To map out the route to digital twin development, the Digital Twin Consortium recently published a maturity model that identifies the stages of progress toward well-functioning digital twins:
1. Passive
- Vision and digital ambition: Lacking. “The need for a digital vision and strategy isn’t clearly understood at a senior level,” the report states. There is “little or no awareness of digital technologies.”
- UX and modeling: The authors suggest there is “post-reality monitoring and capturing,” likely involving “sketched maps for design, no models of behaviors or dynamics.”
- Technology integration: Are you kidding?
2. Starter
- Vision and digital ambition: “Some awareness of the need for a digital vision and of the major technologies that shape the industry.”
- UX and modeling: “Physical entities modeled to have a similar visual appearance and rendered in 2D or 3D drawings or models. Processes modeled but only within silos and without any consistency across the business.”
- Technology integration: There is “some integration between systems such as enterprise systems or collaboration platforms.”
3. Progressive
- Vision and digital ambition: “Aware of the broad technologies that shape the industry including digital twins but not clear on the business outcomes.”
- UX and modeling: “Quasi-real-time monitoring and capture — only within the constraints of how real-time the data is modeling of behaviors and dynamics.”
- Technology integration: “Linked interactive data, especially common data: GIS, BIM, IoT data, Systems data, etc. Flow of data unidirectional and bidirectional with real-time analytics.”
4. Mature
- Vision and digital ambition: “Understand the impact and importance of digital twin technology with defined business outcomes but not making full use of its potential.”
- UX and modeling: “Near real-time synchronized, federated, and interactive operations using digital thread (two-way integration and interaction). Visualization and simulation are incorporated into the models.”
- Technology integration: “Frequency of synchronization between systems are predictable and deterministic. Connected and interoperable systems using System of Systems.”
5. Master
- Vision and digital ambition: “Digital twin technology is used to shape and continue to update and communicate the vision and achieve business outcomes.”
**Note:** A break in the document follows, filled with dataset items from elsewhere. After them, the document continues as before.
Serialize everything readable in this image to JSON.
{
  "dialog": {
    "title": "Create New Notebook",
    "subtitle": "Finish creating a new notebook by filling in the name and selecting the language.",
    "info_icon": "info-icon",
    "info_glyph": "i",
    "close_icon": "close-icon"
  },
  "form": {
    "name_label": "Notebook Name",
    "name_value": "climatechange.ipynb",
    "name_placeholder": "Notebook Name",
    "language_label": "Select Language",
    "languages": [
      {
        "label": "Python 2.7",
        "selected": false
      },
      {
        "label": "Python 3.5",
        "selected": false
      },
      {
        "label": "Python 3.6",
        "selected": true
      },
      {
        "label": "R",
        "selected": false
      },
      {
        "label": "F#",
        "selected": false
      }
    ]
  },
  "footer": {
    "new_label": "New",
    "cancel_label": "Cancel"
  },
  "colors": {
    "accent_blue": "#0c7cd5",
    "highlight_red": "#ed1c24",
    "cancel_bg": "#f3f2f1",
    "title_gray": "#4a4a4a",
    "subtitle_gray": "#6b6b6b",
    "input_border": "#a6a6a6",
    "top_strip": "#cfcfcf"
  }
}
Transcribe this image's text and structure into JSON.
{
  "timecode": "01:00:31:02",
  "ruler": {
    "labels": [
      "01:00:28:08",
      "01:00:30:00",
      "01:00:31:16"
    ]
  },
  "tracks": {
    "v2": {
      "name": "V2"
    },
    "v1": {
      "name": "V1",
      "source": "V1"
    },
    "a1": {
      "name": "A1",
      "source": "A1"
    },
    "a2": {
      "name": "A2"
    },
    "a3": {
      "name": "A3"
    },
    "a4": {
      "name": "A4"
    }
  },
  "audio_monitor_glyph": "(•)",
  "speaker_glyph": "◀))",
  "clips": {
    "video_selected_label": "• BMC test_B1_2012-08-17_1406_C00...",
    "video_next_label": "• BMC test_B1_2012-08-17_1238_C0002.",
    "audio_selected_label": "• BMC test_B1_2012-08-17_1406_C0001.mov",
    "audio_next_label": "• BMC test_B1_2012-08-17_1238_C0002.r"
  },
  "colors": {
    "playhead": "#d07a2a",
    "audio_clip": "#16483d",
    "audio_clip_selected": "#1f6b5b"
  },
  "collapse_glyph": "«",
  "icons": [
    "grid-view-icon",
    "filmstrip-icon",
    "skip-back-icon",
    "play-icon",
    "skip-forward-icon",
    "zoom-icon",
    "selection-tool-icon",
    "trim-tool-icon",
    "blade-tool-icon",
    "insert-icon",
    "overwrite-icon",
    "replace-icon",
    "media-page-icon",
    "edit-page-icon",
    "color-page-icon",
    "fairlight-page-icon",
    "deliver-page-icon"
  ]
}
- UX and modeling: “Autonomous operations and maintenance. Real-time synchronization — that is defined by the use case.”
- Technology integration: “Data in the business context is linked throughout the lifecycle — upstream and downstream. Communication protocols allow for interchangeable systems — exchange between a simulation and real system or between different systems.”
Another challenge to using digital twins effectively is getting organizations on board financially. “Building and maintaining digital twins can be expensive,” said TCS’ Quinn.
Also: Deploying digital twins: 7 challenges businesses can face and how to navigate them
“Companies need to understand the upfront and ongoing investment and be able to demonstrate a clear ROI to secure and maintain budget approval. That said, the cost of digital twin technologies is coming down rapidly and there is also a cost to avoiding implementing digital twins, including falling behind competitively, delaying the skills advancement of your workers, and lost efficiencies and innovation that comes from digital twins.”